O poeta, tradutor e crítico literário paulistano Carlos Felipe Moisés (1942-2017) estava na lista de futuros boletináveis do poesia.net desde o lançamento de seu Dádiva Devolvida – Poemas Escolhidos (2016). Adquiri o livro no início deste ano. Li os poemas, marquei alguns para o boletim.

Contudo, meu processo foi demasiado lento, e a indesejada das gentes chegou primeiro: sem aviso, levou o poeta em agosto último.
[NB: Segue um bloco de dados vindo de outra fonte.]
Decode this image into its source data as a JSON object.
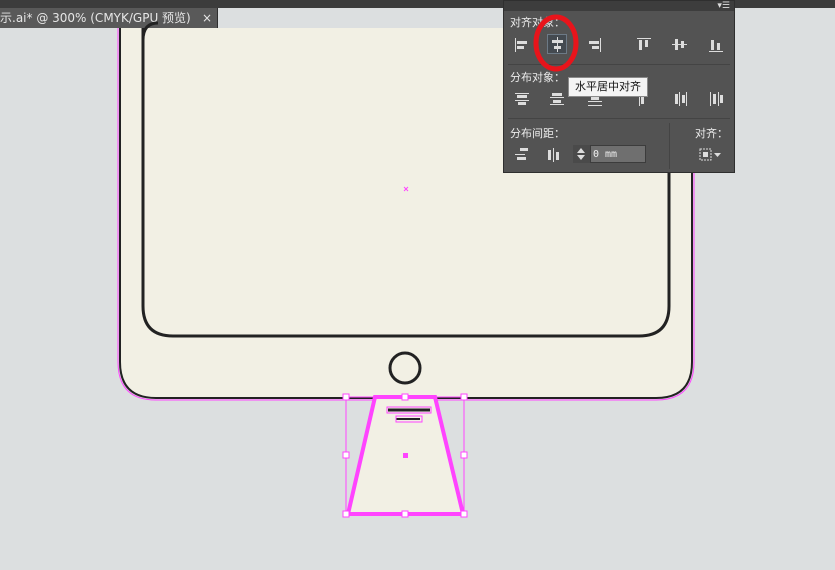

Assim, este boletim transformou-se inapelavelmente numa homenagem póstuma.

•o•

Carlos Felipe Moisés desenvolveu uma longa e profícua atividade literária. Em 1961 começou a colaborar no “Suplemento Literário” do jornal O Estado de S. Paulo, escrevendo artigos e resenhas. No ano seguinte, entrou no curso de letras da USP, onde se graduou e também fez o mestrado e o doutorado. Professor universitário, lecionou na Faculdade de Filosofia de São José do Rio Preto (SP), na PUC-SP e também na USP.
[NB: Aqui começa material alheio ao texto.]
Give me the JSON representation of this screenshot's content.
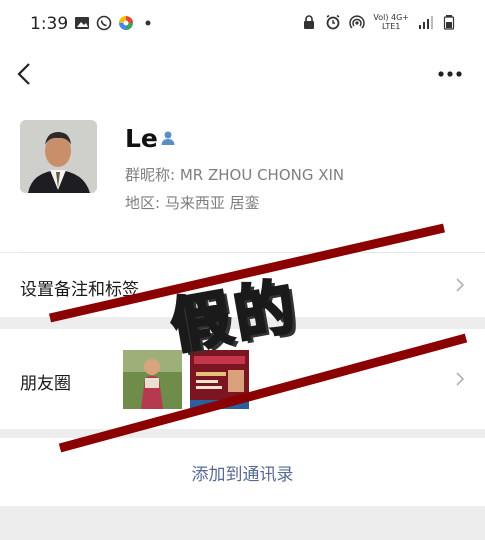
{
  "status_bar": {
    "time": "1:39",
    "net_top": "Vol) 4G+",
    "net_bottom": "LTE1"
  },
  "profile": {
    "name": "Le",
    "nickname": "群昵称: MR ZHOU CHONG XIN",
    "region": "地区: 马来西亚  居銮"
  },
  "rows": {
    "remark_label": "设置备注和标签",
    "moments_label": "朋友圈"
  },
  "actions": {
    "add_contact": "添加到通讯录"
  },
  "overlay": {
    "stamp_text": "假的"
  },
  "colors": {
    "link_blue": "#576b95",
    "stamp_red": "#b0000e",
    "line_red": "#8b0000"
  }
}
Como crítico, Carlos Felipe publicou numerosos livros, dedicados principalmente à análise da poesia moderna e contemporânea. Seus trabalhos mais recentes foram Frente & Verso – Sobre Poesia e Poética (2013), Tradição e Ruptura (2012) e Balaio: Alguns Poetas da Geração 60 (2012).

Como poeta, estreou em 1960, com o livro A Poliflauta, ao qual, ao longo dos anos, seguiram-se várias outras coletâneas. As mais recentes foram Disjecta Membra (2014) e Noite Nula (2008). No já citado Dádiva Devolvida, de 2016, o poeta organizou uma antologia com poemas de toda a sua trajetória.

Todos os textos da seleção ao lado foram extraídos dessa antologia.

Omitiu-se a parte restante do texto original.